Tuesday, November 13, 2012

self? or others?

exclusive?

simultaneous?

we are often in a bind as to primacy between the two. no? i suspect this conflict is gender- and culture-biased. meaning, seemingly more women find themselves in almost-daily conflict regarding this choice: me or other? also, communitarian societies seem to - while not exhibiting conflict - posit the individual against the social or community good.

and so, the cavalcade of diatribes and epithets directed toward one who chooses self over others goes something like this (i've heard enough, i ought to know): selfish, individualistic, egotistical, egocentric, immature, opportunistic, unevolved. any others?

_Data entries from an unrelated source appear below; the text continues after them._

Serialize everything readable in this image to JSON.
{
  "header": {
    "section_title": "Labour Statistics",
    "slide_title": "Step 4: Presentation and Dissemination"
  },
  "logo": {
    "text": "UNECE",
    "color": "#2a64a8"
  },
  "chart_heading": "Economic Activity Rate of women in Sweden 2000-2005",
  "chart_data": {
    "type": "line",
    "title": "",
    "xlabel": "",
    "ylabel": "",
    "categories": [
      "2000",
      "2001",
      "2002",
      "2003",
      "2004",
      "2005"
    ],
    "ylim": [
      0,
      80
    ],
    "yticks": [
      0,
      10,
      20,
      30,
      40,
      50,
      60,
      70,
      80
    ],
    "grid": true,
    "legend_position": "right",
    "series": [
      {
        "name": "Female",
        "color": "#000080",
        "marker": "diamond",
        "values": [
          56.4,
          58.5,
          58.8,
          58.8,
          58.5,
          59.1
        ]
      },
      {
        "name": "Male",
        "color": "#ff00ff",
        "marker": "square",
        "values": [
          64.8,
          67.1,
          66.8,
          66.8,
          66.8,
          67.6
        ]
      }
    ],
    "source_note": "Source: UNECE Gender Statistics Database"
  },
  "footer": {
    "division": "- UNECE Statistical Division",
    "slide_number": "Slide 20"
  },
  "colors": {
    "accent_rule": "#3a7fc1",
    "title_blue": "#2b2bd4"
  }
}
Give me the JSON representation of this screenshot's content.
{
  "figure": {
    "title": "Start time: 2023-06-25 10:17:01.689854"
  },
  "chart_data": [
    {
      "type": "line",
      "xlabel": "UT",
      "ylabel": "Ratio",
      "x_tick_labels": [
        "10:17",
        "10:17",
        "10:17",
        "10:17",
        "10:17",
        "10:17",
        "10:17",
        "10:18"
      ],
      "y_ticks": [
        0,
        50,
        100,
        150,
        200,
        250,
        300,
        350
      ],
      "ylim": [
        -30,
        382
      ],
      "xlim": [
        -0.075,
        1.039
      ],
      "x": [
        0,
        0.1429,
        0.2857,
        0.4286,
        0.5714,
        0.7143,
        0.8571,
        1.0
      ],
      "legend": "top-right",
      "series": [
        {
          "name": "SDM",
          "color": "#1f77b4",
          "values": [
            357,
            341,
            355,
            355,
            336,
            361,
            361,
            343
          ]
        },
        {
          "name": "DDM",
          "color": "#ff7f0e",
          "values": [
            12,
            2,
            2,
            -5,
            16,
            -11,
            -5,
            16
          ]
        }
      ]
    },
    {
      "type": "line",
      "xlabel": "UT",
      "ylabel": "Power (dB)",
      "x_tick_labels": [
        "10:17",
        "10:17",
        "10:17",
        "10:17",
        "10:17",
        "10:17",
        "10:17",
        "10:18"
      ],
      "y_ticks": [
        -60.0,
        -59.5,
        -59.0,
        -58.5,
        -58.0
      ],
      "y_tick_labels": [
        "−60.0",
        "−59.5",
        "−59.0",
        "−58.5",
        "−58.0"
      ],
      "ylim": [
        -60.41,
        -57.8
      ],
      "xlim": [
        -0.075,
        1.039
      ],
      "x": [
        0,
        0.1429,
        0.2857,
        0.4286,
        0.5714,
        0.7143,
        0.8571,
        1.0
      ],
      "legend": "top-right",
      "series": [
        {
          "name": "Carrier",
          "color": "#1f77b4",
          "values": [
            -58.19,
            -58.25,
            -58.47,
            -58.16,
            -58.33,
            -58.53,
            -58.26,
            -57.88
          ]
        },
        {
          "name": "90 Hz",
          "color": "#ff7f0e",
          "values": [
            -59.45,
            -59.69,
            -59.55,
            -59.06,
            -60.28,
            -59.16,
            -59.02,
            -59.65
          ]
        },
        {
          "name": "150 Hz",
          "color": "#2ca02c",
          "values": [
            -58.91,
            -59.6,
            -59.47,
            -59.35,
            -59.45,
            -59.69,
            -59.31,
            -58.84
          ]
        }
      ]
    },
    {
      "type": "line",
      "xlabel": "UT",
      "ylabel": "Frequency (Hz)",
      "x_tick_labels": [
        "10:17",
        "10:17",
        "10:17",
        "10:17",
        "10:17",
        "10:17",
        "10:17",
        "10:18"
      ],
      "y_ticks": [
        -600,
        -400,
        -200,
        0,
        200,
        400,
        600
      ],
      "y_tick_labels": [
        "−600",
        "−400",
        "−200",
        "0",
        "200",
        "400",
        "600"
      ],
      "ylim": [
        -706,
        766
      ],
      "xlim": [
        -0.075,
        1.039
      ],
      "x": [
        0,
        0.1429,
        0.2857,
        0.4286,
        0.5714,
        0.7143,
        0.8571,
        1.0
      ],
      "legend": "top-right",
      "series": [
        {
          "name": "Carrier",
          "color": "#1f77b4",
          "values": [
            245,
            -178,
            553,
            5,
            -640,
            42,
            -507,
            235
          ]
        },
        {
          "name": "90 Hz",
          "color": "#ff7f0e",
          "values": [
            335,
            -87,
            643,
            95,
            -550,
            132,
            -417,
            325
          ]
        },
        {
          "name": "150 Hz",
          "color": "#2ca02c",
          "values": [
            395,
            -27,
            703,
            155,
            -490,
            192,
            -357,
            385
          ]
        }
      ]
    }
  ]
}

on the other hand, always - or preponderantly - operating from a place of others-first means what with respect to you? in a utopic society, others care for each other. in such a society, it follows that if i care for the others, the others will (take) care (of) for me.

i have rarely seen this work beautifully. or effortlessly. or altruistically.

i suggest we revisit the altruistic social psych experiments of the 60s to see how things turned out; in sum, they turned out not so favorable for community. also, we might do well to revisit jung's gender polarities, which he placed on a spectrum of care and self-efficacy; male and female, the fulcrum of which is superlative evolution, i.e., androgyny.

"horrid word or concept," you might say to yourself. bah! androgyny. really? do women not like to bang nails into walls? or lift weights at the gym? have i only imagined seeing a man stand in front of an overwhelming array of flowers looking for the perfect bloom for his beloved?

since when does poetry or wine or strength or finesse have a gender?

if i am strong and compassionate and look after myself, am i not in a better capacity to care for others?

i think yes.

i choose myself. first and foremost. and then come the others.